En ese contexto, cabe recordar la iniciativa de
preparar una Conferencia sobre el Financiamiento del Desarrollo, que empezó a gestarse en
la Asamblea General de las Naciones Unidas en 1991. Esta iniciativa perdió impulso
político porque coincidió con el aumento repentino de los flujos de capital privado a
varos países en desarrollo («las economías emergentes») y porque fue interpretada como
una nueva manera de abordar el tema de la deuda externa, que ya tiene sus propias
instancias de negociación.
Por lo expuesto, sería conveniente que, en el marco
de la UNCTAD y con el apoyo de las instituciones financieras internacionales, se retomara,
con una visión de conjunto, el tema del financiamiento del desarrollo, evaluando los
flujos de capital público y privado (incluyendo ahorro interno, inversión nacional y
extranjera y ayuda al desarrollo) disponibles y previsibles en el mediano plazo, en
comparación con las estimaciones de las necesidades mínimas en materia de programas para
la pobreza crítica, infraestructura y servicios sociales básicos. Un ejercicio de esta
naturaleza estaría básicamente encaminado a formular propuestas tanto para el fomento de
los flujos de capital privado (el Comité de Desarrollo del Banco Mundial y del Fondo
Monetario Internacional ya ha iniciado esa tarea), como para las pautas que deberían
regir el volumen y el destino de los flujos multilaterales y bilaterales para el
desarrollo.
Las nuevas políticas económicas externas deberían
aprovechar los instrumentos de consulta y cooperación de los cuales dispone América
Latina y el Caribe para consolidar su posición en los foros económicos internacionales.

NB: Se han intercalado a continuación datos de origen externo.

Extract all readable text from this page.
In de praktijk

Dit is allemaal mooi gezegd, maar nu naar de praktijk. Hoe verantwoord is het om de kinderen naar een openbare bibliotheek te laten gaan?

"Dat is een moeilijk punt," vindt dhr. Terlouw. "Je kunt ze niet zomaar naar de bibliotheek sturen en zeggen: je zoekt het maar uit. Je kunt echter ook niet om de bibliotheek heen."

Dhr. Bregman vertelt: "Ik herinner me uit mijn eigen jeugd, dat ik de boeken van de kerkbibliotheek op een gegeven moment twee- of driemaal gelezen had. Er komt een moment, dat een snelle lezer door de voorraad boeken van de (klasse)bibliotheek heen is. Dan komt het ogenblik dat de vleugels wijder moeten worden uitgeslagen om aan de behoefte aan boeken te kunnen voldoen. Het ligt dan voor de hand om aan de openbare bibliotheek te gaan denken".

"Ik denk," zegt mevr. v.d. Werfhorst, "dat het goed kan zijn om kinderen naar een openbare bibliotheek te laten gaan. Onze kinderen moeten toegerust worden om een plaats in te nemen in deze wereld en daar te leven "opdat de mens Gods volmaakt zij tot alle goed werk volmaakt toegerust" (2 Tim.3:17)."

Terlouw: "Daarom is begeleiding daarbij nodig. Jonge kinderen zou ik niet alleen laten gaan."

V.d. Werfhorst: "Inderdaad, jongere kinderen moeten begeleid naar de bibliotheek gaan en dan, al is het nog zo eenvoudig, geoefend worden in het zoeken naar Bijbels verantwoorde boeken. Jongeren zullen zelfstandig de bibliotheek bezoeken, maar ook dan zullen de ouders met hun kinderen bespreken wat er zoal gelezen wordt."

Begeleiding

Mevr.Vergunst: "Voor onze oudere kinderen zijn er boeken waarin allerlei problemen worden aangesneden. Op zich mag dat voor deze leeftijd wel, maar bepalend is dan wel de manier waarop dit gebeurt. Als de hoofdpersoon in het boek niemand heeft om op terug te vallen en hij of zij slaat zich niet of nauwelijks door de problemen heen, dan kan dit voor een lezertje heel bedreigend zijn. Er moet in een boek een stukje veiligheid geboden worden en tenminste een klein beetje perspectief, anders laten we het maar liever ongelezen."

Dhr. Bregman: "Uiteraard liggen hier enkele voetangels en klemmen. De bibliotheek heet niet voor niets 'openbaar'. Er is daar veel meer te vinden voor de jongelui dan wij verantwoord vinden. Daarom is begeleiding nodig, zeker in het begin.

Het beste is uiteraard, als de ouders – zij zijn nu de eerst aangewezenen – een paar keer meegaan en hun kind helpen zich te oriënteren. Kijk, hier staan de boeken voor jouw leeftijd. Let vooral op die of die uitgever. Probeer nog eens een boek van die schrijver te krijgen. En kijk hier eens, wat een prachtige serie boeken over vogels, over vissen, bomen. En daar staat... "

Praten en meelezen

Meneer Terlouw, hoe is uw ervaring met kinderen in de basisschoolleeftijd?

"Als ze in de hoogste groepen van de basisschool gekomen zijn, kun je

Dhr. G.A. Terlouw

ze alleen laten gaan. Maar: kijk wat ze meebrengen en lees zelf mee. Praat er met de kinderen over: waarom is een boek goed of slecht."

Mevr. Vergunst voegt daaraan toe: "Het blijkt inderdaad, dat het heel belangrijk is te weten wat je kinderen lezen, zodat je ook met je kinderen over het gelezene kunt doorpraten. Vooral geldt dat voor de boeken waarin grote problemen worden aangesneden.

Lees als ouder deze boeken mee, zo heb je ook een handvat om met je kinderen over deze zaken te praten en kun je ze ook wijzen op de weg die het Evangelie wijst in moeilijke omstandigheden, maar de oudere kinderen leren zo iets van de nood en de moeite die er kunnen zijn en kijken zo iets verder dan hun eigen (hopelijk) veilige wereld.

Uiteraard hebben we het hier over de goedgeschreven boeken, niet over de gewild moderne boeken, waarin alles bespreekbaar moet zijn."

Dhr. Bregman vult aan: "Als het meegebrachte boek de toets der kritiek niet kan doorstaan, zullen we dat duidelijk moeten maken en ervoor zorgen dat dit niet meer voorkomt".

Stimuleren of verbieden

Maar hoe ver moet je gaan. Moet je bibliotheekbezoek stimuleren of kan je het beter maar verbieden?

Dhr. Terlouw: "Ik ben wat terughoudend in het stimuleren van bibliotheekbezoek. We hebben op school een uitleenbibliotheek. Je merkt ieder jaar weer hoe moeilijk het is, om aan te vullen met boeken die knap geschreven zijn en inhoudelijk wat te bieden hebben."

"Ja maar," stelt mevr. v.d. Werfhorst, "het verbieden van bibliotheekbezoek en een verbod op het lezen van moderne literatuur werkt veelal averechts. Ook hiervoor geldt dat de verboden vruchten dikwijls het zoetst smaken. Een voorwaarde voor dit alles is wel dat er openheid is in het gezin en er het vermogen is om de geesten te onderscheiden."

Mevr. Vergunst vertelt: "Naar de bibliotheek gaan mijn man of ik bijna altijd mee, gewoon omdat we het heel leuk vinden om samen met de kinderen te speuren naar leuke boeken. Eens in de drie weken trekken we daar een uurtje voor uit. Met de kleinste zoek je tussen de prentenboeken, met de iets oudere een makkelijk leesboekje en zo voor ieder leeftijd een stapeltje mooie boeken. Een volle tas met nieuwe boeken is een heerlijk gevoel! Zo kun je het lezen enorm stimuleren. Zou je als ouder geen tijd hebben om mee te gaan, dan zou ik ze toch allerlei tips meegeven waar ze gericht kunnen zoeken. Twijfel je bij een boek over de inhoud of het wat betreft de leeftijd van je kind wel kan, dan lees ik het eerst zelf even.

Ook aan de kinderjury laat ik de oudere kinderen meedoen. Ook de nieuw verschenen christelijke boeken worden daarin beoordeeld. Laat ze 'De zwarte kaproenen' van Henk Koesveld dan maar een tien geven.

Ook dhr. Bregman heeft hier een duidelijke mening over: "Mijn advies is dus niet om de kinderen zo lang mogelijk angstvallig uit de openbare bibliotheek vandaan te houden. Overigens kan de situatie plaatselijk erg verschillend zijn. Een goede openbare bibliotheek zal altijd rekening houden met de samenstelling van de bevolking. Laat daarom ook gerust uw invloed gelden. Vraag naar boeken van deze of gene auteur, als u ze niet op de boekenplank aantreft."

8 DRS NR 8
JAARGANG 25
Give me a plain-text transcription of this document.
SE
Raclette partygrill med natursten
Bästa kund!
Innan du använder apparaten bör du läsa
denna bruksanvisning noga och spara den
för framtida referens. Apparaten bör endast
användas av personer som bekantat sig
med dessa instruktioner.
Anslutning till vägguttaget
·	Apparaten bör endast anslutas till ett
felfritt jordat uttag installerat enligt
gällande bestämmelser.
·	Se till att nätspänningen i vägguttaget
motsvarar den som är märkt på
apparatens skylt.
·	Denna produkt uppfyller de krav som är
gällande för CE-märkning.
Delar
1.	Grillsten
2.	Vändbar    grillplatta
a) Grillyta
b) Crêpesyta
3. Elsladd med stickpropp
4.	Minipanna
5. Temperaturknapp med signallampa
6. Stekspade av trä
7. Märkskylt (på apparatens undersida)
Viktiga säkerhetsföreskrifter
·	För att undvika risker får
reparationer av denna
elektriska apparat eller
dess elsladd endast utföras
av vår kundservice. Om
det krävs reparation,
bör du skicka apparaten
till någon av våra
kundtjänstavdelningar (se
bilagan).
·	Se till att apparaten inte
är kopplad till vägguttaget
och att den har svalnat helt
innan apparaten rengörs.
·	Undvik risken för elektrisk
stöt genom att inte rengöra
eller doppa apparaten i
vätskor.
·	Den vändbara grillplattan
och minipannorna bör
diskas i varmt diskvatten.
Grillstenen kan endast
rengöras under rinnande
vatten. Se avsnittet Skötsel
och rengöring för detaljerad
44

La globalización implica una pérdida de control sobre muchas de las decisiones que,
tradicionalmente, eran de exclusiva competencia nacional. En tal sentido, es más
importante que nunca el fortalecimiento de los instrumentos regionales para apoyar las
estrategias individuales de los países.
Para ello, se requiere contar con una mayor
coordinación interinstitucional en la región, sumando esfuerzos y actuando
conjuntamente. En efecto, al igual que a nivel interno, donde las instituciones públicas
de los países de la región sufren de insuficiencias técnicas y financieras, a nivel
externo también es débil la institucionalidad regional: no por falta de mecanismos u
organismos, sino por carecer de un adecuado grado de coordinación y de recursos o por un
uso poco eficiente de los mismos.
Por ejemplo, las políticas nacionales de promoción
del comercio e inversión deberían ser sistemática y simultáneamente apoyadas por el
BID y por el Banco Mundial, las instituciones financieras regionales y las secretarías de
integración, enfatizando los contactos con los actores económicos extrarregionales
mediante «road-shows» u otras iniciativas de divulgación. Las actividades en materia de
desarrollo social que se adelantan en distintos foros de la región también podrían ser
objeto de un esfuerzo para sumar los recursos existentes y captar nuevas fuentes de
financiamiento dentro y fuera de la región.
En algunos casos, un enfoque de acciones conjuntas como el
que se menciona implicaría rediseñar, en el seno de cada organismo internacional o
regional, el programa de actividades o los instrumentos de acción. El objetivo debería
ser la articulación de las políticas e instituciones regionales con las necesidades de
la agenda de la globalización; por consiguiente, con la acción en el plano de las
instituciones internacionales.
Por último, es fundamental aprovechar la credibilidad
política que adquirió América Latina y el Caribe al negociar como grupo en la Ronda
Uruguay para el seguimiento y la instrumentación de los resultados de la Ronda y para las
negociaciones que se realicen en la OMC. En otros términos, es importante que la región
actue con coherencia ante temas tales como la vigilancia de los compromisos agrícolas, la
propiedad intelectual o el vínculo comercio/medio ambiente.
Asimismo, es importante que la presencia de América Latina
y el Caribe en la OMC se traduzca en posiciones técnicamente sólidas y políticamente
respaldadas, de tal manera que el manejo de los «nuevos» temas del comercio en ese
organismo no se desarrolle en detrimento de los interese de la región.